When the Bush administration last year pushed through some of the most sweeping changes in the federal role in education, it was pleasing to find at their core an emphasis on research-based instruction. That meant the federal Department of Education would put its considerable weight and money behind only proven instructional programs.

This signaled a big change for this nation's schools, awash as they are in whatever programs local districts have happened to purchase or develop - too often without firm evidence of effectiveness.

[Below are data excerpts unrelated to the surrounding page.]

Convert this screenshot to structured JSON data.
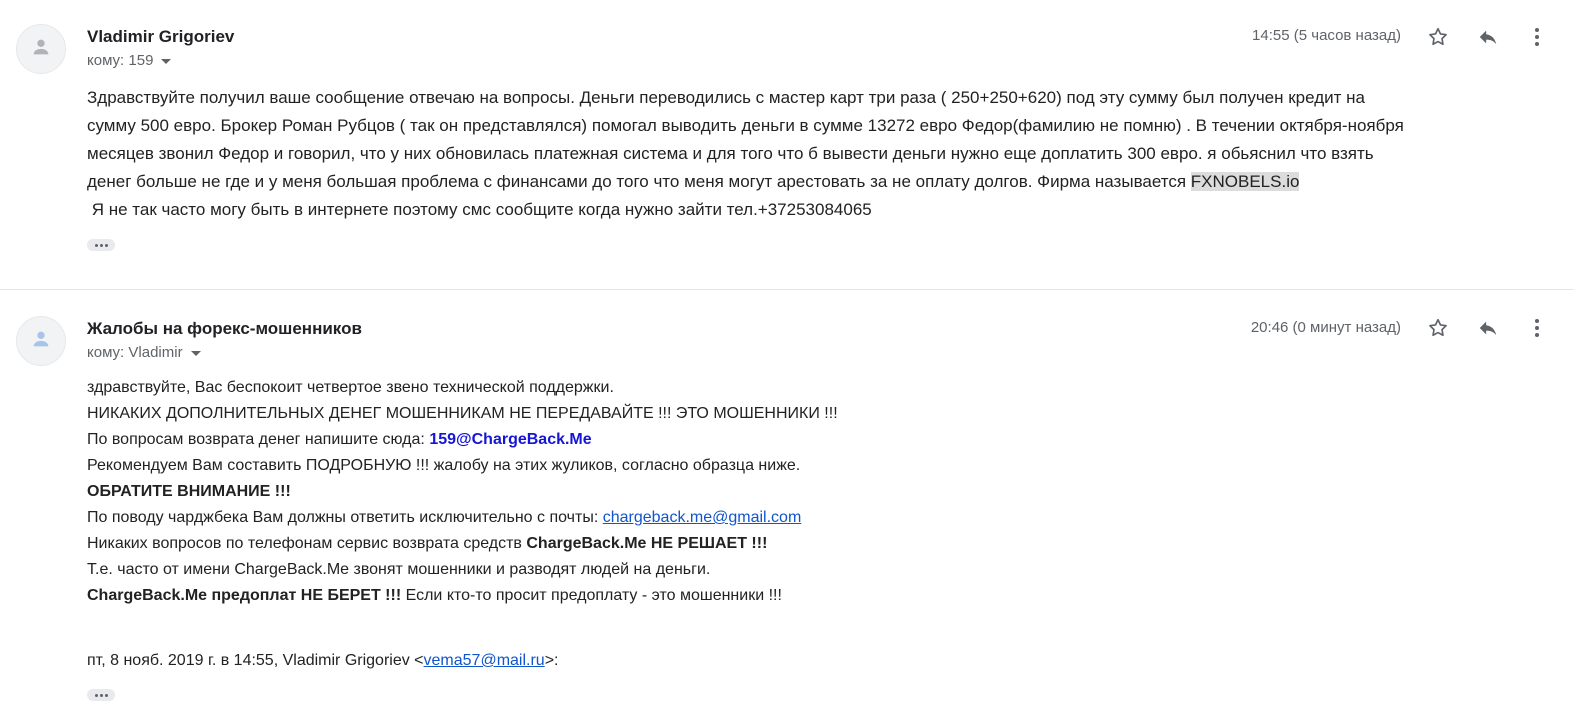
{
  "message1": {
    "sender": "Vladimir Grigoriev",
    "to_label": "кому: 159",
    "time": "14:55 (5 часов назад)",
    "lines": [
      "Здравствуйте получил ваше сообщение отвечаю на вопросы. Деньги  переводились с мастер карт три раза ( 250+250+620) под эту сумму был получен кредит на",
      "сумму 500 евро. Брокер Роман Рубцов ( так он представлялся) помогал выводить деньги в сумме 13272 евро Федор(фамилию не помню) . В течении октября-ноября",
      "месяцев звонил Федор и говорил, что у них обновилась платежная система и для того что б вывести деньги нужно еще доплатить 300 евро. я обьяснил что взять",
      "денег больше не где и у меня большая проблема с финансами  до того что меня могут арестовать за не оплату долгов. Фирма называется ",
      " Я не так часто могу быть в интернете поэтому смс сообщите когда нужно зайти тел.+37253084065"
    ],
    "highlight": "FXNOBELS.io"
  },
  "message2": {
    "sender": "Жалобы на форекс-мошенников",
    "to_label": "кому: Vladimir",
    "time": "20:46 (0 минут назад)",
    "l1": "здравствуйте, Вас беспокоит четвертое звено технической поддержки.",
    "l2": "НИКАКИХ ДОПОЛНИТЕЛЬНЫХ ДЕНЕГ МОШЕННИКАМ НЕ ПЕРЕДАВАЙТЕ !!! ЭТО МОШЕННИКИ !!!",
    "l3_text": "По вопросам возврата денег напишите сюда: ",
    "l3_link": "159@ChargeBack.Me",
    "l4": "Рекомендуем Вам составить ПОДРОБНУЮ !!! жалобу на этих жуликов, согласно образца ниже.",
    "l5": "ОБРАТИТЕ ВНИМАНИЕ !!!",
    "l6_text": "По поводу чарджбека Вам должны ответить исключительно с почты: ",
    "l6_link": "chargeback.me@gmail.com",
    "l7_text": "Никаких вопросов по телефонам сервис возврата средств ",
    "l7_bold": "ChargeBack.Me НЕ РЕШАЕТ !!!",
    "l8": "Т.е. часто от имени ChargeBack.Me звонят мошенники и разводят людей на деньги.",
    "l9_bold": "ChargeBack.Me предоплат НЕ БЕРЕТ !!!",
    "l9_text": " Если кто-то просит предоплату - это мошенники !!!",
    "quote_prefix": "пт, 8 нояб. 2019 г. в 14:55, Vladimir Grigoriev <",
    "quote_link": "vema57@mail.ru",
    "quote_suffix": ">:"
  },
  "icons": {
    "avatar": "person-icon",
    "star": "star-icon",
    "reply": "reply-icon",
    "more": "more-vertical-icon"
  },
  "colors": {
    "link": "#1155cc",
    "bold_link": "#1515d6",
    "highlight": "#dcdcdc"
  }
}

So it was particularly depressing to recently learn that - to promote the No Child Left Behind Act of 2001 - the education agency is toying with a gospel-like theme song, which goes in part like this:

We're here to thank our president,

For signing this great bill,

Yea, research shows we know the way,

It's time we showed the will!

The pat on the back given President Bush is bad enough, reminiscent of the Chinese Communist classic "The East is Red" ("Chairman Mao, he is our guide to build a new China ... ").

Worse, a self-congratulatory rah-rah song misses this message in the same way that too many Maryland principals missed the point in the 1990s by thinking that getting students fired up with pep rallies would somehow lead to gains on the state's achievement tests.

Achievement stems from the approaches promised by No Child Left Behind: programs based on science, early-grade reading grounded in phonics, and accountability via standards, regularly testing students and using the data to strengthen instruction.

With the off-key tune perhaps proving embarrassing, a spokesman for the education agency says a decision on whether to even use it has not been made - acknowledging that at one point it sounded like a good idea to, say, pipe it to agency callers on hold.

The department should put this little ditty on permanent hold. It's just more of the same old ineffective hoopla that's contrary to the valuable focus of No Child Left Behind - that learning depends on what's taught and how it's taught.